Addressing Poverty Is Human Trafficking Prevention

We often think about the connection between poverty and sex trafficking as only affecting victims from outside the United States. We may be familiar with the common story of an impoverished person being offered a legitimate job in another country, only to find themselves forced into sex work when they arrive at their destination. But poverty and lack of opportunity play key roles in trafficking here in the U.S. as well.

According to the U.S. Department of Health and Human Services, “poverty (as noted previously for victims of trafficking in general) places adolescents at increased risk of exploitation”. Traffickers often use the lure of money and expensive gifts as part of the grooming process on their victims. Young people from low-income families can be especially vulnerable to this tactic because their basic needs are not being met.

Homeless youth are also at high risk of being pushed into sex work. A National Sexual Violence Research Center resource reports that “23% of homeless young adults (ages 18-26) had engaged in the sex trade”. A report published in the Journal of Primary Prevention in 2019 found that LGBTQ homeless youth were at elevated risk of engaging in survival or exchange sex, trading sex for essentials like food and shelter.

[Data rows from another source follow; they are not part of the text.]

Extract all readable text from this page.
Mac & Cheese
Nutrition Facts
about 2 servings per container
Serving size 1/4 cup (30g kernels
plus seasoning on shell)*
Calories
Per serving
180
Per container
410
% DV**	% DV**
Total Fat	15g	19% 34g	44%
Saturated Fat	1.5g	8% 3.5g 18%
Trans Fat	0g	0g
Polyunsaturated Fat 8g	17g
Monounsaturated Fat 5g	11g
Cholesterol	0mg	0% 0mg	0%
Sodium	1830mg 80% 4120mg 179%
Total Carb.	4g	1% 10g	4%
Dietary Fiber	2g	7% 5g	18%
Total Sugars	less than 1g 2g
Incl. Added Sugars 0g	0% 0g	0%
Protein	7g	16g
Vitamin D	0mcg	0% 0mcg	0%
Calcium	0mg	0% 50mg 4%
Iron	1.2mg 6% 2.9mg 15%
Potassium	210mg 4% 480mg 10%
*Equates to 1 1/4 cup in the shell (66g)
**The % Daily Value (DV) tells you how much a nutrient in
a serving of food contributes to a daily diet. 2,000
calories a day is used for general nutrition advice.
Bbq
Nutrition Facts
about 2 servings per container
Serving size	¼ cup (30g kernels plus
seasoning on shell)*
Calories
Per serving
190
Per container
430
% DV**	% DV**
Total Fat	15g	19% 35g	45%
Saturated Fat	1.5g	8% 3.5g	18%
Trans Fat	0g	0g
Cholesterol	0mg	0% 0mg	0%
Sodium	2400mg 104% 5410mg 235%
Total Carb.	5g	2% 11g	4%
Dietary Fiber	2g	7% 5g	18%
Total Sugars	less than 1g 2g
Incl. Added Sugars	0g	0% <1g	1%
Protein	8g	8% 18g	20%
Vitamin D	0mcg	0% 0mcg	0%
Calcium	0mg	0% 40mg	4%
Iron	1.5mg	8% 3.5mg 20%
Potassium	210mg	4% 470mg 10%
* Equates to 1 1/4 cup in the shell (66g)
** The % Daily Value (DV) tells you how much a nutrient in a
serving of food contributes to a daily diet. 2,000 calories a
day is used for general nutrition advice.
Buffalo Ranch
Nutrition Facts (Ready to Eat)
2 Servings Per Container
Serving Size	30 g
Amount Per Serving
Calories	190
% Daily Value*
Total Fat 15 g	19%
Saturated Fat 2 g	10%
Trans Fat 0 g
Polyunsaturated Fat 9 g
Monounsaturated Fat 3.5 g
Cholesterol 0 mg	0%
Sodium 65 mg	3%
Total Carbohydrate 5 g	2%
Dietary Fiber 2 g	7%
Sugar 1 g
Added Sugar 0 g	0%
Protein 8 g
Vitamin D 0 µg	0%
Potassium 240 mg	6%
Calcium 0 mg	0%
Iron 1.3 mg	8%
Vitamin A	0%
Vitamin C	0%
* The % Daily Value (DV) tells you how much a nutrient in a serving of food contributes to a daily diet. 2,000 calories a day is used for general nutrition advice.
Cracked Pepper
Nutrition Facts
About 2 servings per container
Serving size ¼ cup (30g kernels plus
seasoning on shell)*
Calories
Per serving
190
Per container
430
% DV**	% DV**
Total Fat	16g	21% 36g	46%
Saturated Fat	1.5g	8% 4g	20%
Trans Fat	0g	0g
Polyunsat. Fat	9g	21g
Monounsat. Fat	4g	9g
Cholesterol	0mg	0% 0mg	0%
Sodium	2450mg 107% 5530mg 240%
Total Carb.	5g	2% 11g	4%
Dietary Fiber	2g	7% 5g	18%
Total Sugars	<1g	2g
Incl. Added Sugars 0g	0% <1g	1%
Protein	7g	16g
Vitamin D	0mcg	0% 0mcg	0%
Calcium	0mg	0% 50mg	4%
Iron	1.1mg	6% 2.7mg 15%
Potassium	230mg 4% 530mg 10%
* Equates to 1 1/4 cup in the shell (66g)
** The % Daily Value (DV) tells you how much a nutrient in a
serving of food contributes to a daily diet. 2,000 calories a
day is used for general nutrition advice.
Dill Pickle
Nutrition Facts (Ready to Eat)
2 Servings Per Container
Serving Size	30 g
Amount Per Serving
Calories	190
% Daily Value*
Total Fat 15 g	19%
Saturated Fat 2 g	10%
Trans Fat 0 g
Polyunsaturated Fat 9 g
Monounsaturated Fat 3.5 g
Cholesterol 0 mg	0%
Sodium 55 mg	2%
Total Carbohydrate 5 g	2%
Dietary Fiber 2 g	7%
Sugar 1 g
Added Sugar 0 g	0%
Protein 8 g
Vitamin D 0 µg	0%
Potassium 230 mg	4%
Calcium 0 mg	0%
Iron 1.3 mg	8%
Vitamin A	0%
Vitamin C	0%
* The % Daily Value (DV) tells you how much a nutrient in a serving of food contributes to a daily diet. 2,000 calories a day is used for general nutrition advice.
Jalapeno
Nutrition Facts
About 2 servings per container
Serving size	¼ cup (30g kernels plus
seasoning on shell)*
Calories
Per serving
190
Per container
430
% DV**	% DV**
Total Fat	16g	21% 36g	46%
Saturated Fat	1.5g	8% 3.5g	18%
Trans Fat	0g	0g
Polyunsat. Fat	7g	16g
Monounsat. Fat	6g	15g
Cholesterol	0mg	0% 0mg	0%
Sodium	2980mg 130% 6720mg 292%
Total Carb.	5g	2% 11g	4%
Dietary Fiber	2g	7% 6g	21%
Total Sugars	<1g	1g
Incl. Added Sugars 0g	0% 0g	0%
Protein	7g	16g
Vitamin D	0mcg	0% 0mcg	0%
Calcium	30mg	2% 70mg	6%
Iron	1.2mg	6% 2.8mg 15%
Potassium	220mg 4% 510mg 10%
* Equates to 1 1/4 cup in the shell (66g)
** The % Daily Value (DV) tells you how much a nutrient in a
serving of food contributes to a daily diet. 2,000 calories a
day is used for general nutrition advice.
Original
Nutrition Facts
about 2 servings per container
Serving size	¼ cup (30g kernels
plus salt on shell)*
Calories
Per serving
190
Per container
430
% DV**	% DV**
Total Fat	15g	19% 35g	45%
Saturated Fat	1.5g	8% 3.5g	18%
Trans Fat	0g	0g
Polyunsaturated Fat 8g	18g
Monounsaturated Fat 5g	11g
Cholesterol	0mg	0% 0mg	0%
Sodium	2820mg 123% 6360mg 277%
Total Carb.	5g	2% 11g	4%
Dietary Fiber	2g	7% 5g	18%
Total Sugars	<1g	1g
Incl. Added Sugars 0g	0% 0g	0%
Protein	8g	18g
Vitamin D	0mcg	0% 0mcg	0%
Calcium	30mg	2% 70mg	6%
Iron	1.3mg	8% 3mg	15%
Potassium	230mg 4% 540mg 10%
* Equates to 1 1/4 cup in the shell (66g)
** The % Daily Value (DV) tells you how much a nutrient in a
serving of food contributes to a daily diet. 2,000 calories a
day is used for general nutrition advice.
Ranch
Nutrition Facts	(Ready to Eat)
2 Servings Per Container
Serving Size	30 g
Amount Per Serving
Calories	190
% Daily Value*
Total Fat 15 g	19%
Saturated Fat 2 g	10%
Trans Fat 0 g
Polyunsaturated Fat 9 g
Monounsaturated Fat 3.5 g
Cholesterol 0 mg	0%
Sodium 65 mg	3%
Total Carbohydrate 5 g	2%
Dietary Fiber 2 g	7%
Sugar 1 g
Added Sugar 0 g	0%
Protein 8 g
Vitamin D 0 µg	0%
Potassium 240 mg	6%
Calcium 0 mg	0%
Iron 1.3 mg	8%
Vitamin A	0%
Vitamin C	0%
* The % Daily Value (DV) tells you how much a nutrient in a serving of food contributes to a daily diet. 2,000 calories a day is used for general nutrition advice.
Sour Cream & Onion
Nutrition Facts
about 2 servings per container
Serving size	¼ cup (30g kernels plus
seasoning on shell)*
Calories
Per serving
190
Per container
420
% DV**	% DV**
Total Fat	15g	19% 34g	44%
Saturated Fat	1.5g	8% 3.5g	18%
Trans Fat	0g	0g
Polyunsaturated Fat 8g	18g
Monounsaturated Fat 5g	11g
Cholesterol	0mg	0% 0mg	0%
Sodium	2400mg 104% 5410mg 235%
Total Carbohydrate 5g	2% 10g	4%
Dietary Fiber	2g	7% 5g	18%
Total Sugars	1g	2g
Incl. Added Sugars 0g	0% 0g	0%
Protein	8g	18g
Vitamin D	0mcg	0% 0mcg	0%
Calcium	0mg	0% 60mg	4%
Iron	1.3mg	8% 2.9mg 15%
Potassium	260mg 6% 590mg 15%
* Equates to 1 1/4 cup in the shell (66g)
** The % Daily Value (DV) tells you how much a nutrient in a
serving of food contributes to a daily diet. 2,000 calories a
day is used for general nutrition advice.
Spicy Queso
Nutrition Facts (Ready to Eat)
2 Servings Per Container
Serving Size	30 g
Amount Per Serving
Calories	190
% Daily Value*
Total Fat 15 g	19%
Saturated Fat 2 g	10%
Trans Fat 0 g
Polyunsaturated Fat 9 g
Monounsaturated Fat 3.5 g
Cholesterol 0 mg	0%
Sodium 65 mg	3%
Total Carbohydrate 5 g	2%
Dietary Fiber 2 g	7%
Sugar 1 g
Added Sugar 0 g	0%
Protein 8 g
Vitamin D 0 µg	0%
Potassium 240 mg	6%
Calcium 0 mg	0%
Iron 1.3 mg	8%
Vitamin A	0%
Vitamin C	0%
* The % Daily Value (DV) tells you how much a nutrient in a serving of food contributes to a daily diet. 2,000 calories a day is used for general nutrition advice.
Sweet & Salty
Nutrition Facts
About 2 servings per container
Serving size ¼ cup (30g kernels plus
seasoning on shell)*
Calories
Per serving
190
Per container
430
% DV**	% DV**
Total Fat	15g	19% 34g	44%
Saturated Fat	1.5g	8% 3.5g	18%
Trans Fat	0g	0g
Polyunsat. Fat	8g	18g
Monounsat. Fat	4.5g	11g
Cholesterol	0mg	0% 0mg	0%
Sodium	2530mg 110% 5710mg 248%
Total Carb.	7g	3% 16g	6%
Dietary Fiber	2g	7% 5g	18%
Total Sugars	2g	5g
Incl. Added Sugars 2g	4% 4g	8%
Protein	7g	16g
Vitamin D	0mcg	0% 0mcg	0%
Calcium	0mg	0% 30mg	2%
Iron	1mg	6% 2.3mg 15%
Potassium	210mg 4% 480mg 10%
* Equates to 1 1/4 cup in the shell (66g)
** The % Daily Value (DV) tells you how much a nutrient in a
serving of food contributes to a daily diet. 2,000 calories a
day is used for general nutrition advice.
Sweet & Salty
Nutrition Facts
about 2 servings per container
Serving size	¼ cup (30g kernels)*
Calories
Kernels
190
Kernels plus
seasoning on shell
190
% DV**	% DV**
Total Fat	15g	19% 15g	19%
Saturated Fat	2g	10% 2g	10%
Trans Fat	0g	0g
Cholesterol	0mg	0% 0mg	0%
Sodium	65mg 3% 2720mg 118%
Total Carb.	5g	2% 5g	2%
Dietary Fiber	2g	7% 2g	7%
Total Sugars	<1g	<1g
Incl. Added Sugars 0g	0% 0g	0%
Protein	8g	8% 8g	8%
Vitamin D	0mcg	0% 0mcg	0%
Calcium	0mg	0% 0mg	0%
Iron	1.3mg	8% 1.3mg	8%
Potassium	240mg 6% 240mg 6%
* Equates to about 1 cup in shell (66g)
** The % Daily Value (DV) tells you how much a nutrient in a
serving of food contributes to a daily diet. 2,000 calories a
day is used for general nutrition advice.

The Polaris Project 2019 Data Report echoes these findings. The overwhelming majority of victims served by the U.S. National Human Trafficking Hotline in 2019 were between the ages of 12 and 20 at the time sex trafficking began. Runaway Homeless Youth was the 2nd most common risk factor for victimization, and Unstable Housing was the 4th most common. Job Offer/Advertisement and Posing as a Benefactor were the top 3rd and 4th most common recruitment tactics used by traffickers.

In the first six month of the RISE program here at the Rape Crisis Center, 54.2% of clients served indicated that they had received assistance from a welfare agency. 48.6% had received Medicaid, and 44% had received food stamps. Of the 18% of clients who reported that they were currently working about 55% reported working in the service or domestic industries (restaurants, fast food, housekeeping), notorious for underpaying workers.

The data is clear; when people are denied the means to meet their most basic needs, they are made much more vulnerable to exploitation and trafficking. As we gear up for a new legislative session here in Nevada, we need to remember that it isn’t just policies that explicitly mention human trafficking that will affect the issue. If we want to prevent the exploitation and violence of trafficking, we need to address economic factors like low wages, pay inequality, and the lack of affordable housing.